Location
- Country: Colombia

Physical characteristics
- • location: El Nacedero Chapemonte (Vereda de Quiba)
- • elevation: 3,250 m (10,660 ft)
- Mouth: Tunjuelo River
- • location: Bogotá
- • coordinates: 4°34′26″N 74°08′52″W﻿ / ﻿4.57386°N 74.14775°W
- • elevation: 2,640 m (8,660 ft)
- Length: 10.5 km (6.5 mi)

= Quebrada Limas =

Quebrada Limas is a small river of Bogotá that originates in the path of Quiba, in the rural part of the Ciudad Bolívar and therefore, it is a tributary of the Tunjuelo River.
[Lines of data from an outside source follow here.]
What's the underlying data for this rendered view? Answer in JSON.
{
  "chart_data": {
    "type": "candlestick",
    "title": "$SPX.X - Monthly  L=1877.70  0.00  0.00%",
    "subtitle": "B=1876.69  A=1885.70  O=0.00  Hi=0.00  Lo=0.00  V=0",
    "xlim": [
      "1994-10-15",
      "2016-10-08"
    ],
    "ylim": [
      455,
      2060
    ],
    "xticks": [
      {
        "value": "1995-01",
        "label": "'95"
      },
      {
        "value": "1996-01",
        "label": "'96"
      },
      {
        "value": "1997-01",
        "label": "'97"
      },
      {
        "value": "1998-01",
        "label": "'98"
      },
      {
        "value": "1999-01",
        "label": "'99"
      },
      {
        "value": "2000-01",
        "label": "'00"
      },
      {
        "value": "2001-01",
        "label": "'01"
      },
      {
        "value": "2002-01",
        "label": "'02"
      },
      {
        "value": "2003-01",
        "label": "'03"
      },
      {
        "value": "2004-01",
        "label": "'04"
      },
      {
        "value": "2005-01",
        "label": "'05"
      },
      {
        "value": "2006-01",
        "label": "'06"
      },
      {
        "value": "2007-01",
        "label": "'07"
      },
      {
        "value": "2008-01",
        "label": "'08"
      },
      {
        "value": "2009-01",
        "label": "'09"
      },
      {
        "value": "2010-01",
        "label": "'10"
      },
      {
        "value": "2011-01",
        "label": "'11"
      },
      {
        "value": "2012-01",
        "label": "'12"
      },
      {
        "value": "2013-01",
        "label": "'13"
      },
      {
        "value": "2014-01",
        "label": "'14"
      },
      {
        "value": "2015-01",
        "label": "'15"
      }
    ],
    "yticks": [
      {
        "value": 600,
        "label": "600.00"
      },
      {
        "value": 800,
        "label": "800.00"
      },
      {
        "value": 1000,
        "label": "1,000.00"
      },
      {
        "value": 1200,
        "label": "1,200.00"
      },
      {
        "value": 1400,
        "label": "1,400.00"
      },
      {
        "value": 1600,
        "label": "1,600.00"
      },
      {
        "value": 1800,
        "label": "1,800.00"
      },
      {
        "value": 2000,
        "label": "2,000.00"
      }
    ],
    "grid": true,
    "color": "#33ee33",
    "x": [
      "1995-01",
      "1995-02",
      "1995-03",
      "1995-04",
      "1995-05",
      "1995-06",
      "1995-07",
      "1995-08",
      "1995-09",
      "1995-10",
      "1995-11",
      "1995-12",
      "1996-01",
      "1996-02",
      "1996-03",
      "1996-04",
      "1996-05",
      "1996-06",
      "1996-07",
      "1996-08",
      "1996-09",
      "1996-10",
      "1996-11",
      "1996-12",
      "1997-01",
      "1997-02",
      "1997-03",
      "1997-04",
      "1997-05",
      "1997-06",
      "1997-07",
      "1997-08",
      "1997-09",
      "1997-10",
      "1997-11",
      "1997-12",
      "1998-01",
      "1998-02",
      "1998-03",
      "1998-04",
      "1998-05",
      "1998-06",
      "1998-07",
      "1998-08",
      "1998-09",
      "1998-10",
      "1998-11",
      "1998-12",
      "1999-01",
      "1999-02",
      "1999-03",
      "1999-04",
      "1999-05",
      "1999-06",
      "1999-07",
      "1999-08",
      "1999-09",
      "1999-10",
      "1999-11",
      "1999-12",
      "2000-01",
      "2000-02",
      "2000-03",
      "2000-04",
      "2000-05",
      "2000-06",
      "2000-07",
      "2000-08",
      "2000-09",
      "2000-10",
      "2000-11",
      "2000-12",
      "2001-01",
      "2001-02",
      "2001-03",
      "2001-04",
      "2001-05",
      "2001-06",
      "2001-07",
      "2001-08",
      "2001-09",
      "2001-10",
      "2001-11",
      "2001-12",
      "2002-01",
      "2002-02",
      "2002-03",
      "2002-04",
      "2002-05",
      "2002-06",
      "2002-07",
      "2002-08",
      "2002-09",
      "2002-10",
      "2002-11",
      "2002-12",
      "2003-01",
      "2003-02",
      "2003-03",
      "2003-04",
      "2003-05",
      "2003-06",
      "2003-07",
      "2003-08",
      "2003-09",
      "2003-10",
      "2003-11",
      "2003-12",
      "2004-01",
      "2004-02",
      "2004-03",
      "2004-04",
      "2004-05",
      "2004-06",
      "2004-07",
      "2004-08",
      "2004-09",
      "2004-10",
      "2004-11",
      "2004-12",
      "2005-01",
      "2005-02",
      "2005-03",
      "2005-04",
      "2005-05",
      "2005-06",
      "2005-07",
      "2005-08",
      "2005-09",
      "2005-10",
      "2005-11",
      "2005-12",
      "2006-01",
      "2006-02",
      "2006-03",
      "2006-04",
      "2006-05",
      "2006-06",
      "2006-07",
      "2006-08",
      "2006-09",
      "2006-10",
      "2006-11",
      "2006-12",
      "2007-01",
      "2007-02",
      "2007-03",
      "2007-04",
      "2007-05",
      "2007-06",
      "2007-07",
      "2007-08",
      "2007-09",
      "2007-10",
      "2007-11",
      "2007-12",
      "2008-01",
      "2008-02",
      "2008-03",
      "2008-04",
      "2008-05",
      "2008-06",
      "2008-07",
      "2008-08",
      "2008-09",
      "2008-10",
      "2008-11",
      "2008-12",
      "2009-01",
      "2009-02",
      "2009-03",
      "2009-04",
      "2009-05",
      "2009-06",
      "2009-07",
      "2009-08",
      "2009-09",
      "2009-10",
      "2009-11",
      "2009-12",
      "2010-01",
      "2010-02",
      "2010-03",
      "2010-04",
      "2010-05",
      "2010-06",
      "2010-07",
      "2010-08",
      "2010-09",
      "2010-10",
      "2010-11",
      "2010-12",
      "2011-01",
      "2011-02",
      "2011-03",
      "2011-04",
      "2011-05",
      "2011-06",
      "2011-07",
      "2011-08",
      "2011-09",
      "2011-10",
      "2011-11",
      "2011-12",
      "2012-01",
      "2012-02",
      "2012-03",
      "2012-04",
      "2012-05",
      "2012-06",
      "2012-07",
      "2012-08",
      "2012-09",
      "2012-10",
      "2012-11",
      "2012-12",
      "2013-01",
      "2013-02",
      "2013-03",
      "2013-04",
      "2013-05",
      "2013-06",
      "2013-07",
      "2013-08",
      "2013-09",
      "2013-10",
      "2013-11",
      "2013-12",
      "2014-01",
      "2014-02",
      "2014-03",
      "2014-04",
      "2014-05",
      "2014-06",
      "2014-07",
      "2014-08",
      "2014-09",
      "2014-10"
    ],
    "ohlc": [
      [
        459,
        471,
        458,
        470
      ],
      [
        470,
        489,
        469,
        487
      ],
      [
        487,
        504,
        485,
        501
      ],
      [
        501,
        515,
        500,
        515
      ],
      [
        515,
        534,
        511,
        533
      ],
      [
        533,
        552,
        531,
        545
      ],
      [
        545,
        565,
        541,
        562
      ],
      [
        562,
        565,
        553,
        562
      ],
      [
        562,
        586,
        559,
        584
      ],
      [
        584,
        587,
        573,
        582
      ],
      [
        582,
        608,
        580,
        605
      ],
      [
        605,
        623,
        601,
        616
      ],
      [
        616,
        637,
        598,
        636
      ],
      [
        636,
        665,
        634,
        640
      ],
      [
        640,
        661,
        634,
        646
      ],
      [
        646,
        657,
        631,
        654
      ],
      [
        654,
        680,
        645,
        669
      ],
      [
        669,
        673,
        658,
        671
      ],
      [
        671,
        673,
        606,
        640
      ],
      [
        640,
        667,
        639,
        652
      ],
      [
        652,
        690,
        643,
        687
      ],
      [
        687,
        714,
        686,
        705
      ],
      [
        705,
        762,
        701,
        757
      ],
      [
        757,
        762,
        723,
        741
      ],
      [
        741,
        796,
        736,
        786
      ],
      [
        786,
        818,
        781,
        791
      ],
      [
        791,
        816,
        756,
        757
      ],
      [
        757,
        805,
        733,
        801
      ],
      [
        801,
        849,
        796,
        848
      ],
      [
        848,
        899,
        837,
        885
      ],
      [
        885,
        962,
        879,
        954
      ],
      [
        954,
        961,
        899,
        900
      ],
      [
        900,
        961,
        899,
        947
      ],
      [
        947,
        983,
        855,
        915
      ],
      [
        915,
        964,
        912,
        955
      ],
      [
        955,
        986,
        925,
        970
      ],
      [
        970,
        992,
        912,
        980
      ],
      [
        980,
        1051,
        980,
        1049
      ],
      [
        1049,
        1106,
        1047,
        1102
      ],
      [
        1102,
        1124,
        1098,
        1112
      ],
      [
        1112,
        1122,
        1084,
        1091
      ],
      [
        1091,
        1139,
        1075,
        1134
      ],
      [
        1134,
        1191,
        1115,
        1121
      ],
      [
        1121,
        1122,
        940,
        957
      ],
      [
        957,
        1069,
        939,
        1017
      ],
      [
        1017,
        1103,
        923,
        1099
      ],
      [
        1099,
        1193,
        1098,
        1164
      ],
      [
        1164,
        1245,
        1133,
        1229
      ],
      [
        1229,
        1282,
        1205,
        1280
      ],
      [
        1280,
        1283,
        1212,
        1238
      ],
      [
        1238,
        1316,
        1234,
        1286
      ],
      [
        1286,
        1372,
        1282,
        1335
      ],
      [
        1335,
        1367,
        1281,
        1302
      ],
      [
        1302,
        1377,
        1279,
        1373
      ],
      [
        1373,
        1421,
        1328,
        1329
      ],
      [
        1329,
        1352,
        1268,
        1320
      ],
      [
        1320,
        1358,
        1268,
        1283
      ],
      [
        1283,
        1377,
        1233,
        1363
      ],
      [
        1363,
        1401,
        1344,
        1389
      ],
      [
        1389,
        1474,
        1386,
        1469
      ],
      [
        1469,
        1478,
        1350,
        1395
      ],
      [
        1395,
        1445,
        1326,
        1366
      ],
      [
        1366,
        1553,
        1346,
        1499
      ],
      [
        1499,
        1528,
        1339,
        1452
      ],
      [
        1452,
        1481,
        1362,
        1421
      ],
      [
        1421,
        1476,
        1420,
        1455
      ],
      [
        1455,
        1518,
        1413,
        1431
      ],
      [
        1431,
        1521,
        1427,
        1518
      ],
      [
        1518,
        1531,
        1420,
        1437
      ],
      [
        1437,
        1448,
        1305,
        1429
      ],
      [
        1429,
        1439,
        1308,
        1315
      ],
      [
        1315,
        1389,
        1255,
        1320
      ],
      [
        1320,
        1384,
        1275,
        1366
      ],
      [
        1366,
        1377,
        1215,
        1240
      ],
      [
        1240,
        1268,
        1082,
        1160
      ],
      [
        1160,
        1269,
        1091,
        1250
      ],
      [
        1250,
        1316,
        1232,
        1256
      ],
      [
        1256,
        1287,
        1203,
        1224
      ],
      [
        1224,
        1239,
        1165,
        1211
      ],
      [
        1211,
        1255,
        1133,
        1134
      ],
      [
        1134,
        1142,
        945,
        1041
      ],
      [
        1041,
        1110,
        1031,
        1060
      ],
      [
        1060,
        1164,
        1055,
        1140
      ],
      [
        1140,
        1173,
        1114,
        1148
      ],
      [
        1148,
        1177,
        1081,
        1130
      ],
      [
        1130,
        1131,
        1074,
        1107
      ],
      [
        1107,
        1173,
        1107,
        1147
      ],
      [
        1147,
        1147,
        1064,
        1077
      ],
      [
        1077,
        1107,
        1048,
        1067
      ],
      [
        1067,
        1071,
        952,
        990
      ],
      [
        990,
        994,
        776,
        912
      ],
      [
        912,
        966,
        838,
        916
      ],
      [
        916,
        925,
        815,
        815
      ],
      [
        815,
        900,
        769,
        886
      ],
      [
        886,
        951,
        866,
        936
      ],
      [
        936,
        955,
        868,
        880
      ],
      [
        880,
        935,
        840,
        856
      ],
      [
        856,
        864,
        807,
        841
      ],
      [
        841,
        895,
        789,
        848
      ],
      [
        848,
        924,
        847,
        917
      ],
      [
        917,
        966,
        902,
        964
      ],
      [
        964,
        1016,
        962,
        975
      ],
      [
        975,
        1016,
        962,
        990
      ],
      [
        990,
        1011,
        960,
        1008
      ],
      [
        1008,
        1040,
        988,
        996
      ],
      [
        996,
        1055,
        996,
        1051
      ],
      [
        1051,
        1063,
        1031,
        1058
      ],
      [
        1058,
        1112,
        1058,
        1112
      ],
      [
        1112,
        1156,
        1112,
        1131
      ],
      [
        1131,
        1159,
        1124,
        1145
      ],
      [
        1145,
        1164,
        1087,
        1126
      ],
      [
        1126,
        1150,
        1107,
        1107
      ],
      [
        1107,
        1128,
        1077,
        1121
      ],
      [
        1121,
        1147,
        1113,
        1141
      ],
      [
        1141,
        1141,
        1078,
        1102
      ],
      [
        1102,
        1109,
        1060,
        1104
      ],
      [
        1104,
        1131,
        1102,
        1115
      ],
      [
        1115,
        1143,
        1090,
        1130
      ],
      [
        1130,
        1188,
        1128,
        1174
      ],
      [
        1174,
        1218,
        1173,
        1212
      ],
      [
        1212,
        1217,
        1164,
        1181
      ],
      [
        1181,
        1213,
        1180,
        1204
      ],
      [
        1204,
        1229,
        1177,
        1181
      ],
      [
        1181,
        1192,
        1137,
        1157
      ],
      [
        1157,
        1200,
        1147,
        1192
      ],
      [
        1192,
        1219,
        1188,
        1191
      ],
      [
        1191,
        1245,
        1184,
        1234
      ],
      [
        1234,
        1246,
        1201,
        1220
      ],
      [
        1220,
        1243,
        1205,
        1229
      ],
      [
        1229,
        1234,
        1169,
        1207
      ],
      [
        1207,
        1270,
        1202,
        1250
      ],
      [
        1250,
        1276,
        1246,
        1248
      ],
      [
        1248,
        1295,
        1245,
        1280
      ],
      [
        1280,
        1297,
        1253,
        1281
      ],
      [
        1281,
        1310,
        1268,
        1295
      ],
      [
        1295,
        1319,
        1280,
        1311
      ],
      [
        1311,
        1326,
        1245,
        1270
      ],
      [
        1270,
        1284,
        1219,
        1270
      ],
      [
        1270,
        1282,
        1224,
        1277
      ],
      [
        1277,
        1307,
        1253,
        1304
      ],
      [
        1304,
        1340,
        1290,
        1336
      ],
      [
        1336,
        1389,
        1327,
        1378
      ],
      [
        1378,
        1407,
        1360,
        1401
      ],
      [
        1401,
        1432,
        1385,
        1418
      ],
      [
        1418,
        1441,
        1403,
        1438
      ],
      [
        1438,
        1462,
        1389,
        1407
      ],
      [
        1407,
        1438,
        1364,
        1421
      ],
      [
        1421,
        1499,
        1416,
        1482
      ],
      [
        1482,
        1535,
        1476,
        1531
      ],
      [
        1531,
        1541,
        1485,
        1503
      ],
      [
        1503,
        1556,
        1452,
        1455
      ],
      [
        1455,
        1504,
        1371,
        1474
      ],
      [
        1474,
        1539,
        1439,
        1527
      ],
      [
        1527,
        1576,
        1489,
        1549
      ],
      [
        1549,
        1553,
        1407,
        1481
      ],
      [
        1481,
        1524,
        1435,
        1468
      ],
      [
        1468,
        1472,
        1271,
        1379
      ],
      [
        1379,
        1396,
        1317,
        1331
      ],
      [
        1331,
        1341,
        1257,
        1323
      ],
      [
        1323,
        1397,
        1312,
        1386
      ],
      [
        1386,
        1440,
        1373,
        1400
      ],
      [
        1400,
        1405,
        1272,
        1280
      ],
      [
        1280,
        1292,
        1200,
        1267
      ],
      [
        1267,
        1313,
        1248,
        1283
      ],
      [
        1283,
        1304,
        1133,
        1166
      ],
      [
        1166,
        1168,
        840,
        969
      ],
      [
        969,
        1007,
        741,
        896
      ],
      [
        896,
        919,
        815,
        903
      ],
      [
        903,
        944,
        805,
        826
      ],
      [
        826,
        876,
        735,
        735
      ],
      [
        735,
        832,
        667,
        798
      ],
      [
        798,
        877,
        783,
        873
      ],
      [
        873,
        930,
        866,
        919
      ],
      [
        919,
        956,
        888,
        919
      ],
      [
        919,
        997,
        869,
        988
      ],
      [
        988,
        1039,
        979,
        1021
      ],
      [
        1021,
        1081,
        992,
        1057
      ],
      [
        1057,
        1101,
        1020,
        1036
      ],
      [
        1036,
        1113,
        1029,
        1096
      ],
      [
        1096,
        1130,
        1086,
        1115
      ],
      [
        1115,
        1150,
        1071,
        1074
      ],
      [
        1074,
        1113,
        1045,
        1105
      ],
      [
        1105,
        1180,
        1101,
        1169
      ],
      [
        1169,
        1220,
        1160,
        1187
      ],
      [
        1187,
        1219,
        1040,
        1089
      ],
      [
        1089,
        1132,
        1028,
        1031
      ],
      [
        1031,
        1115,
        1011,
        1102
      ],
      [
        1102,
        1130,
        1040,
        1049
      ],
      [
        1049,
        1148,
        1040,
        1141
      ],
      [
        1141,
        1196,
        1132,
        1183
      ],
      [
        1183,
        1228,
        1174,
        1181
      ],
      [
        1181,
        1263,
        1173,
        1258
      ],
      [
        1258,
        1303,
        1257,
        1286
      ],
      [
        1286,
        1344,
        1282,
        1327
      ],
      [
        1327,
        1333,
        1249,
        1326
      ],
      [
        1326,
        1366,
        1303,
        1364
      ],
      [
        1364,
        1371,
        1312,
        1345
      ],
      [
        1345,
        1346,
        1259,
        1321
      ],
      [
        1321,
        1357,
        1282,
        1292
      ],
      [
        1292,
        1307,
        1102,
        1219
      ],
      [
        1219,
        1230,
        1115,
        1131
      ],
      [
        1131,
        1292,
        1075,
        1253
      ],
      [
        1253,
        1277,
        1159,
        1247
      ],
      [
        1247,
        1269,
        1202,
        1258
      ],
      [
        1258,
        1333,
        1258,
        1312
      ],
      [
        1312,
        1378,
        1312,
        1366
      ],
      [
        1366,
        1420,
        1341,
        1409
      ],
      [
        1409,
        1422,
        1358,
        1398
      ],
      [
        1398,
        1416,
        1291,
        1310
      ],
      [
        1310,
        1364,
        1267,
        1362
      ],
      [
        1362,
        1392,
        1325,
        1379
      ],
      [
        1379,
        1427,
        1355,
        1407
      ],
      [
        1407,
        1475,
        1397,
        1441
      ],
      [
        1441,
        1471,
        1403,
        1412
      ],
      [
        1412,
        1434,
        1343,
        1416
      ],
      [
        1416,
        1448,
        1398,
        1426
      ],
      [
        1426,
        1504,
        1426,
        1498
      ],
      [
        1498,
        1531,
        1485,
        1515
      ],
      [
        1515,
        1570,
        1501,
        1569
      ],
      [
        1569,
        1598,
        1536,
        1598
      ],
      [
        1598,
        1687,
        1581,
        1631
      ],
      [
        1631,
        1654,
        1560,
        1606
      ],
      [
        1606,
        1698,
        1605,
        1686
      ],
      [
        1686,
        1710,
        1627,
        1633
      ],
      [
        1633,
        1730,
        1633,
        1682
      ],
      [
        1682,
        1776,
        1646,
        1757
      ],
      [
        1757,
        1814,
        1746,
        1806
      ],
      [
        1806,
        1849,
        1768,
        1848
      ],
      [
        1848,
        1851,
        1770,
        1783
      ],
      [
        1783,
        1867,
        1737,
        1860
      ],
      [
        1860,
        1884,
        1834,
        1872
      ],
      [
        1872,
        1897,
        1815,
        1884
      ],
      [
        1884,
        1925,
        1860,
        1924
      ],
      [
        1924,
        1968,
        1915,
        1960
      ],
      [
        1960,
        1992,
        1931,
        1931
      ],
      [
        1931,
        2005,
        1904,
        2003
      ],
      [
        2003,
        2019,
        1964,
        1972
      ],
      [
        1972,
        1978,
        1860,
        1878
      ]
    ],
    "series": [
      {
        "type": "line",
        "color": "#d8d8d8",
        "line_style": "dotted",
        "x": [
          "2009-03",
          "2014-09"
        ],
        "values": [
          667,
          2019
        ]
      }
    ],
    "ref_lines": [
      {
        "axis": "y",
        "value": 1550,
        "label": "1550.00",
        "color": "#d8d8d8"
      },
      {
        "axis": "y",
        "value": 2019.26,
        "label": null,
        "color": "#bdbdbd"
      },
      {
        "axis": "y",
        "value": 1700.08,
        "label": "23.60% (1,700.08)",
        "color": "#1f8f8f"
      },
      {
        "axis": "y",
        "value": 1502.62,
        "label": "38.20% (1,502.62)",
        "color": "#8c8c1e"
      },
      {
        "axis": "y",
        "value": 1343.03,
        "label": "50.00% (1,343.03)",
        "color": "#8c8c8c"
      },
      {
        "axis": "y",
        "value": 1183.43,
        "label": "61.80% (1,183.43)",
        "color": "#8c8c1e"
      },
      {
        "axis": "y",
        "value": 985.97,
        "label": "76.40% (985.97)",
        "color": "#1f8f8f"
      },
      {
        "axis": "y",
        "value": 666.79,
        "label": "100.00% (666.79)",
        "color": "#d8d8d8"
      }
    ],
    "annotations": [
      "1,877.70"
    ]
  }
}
== General characteristics ==
Quebrada Limas extends southwest-northeast through a rural part and the entire urban part of Ciudad Bolivar, since in this area receives all the pollution load from garbage and the landfills of the neighborhoods of Bella Flor, Juan José Rondón, Villa Gloria, El Triunfo, Marandú, Juan Pablo II, Brisas del Volador, Sauces, San José de los Sauces, San Francisco, Villa del Diamante and Candelaria la Nueva, the latter prone to floods caused by rains. At the moment this river is under observation to achieve a total rehabilitation of its basin and to prevent major environmental problems, subject that is under pact between the Mayor's Office of Bogota and the Quebrada Limas Committee in November of 2004.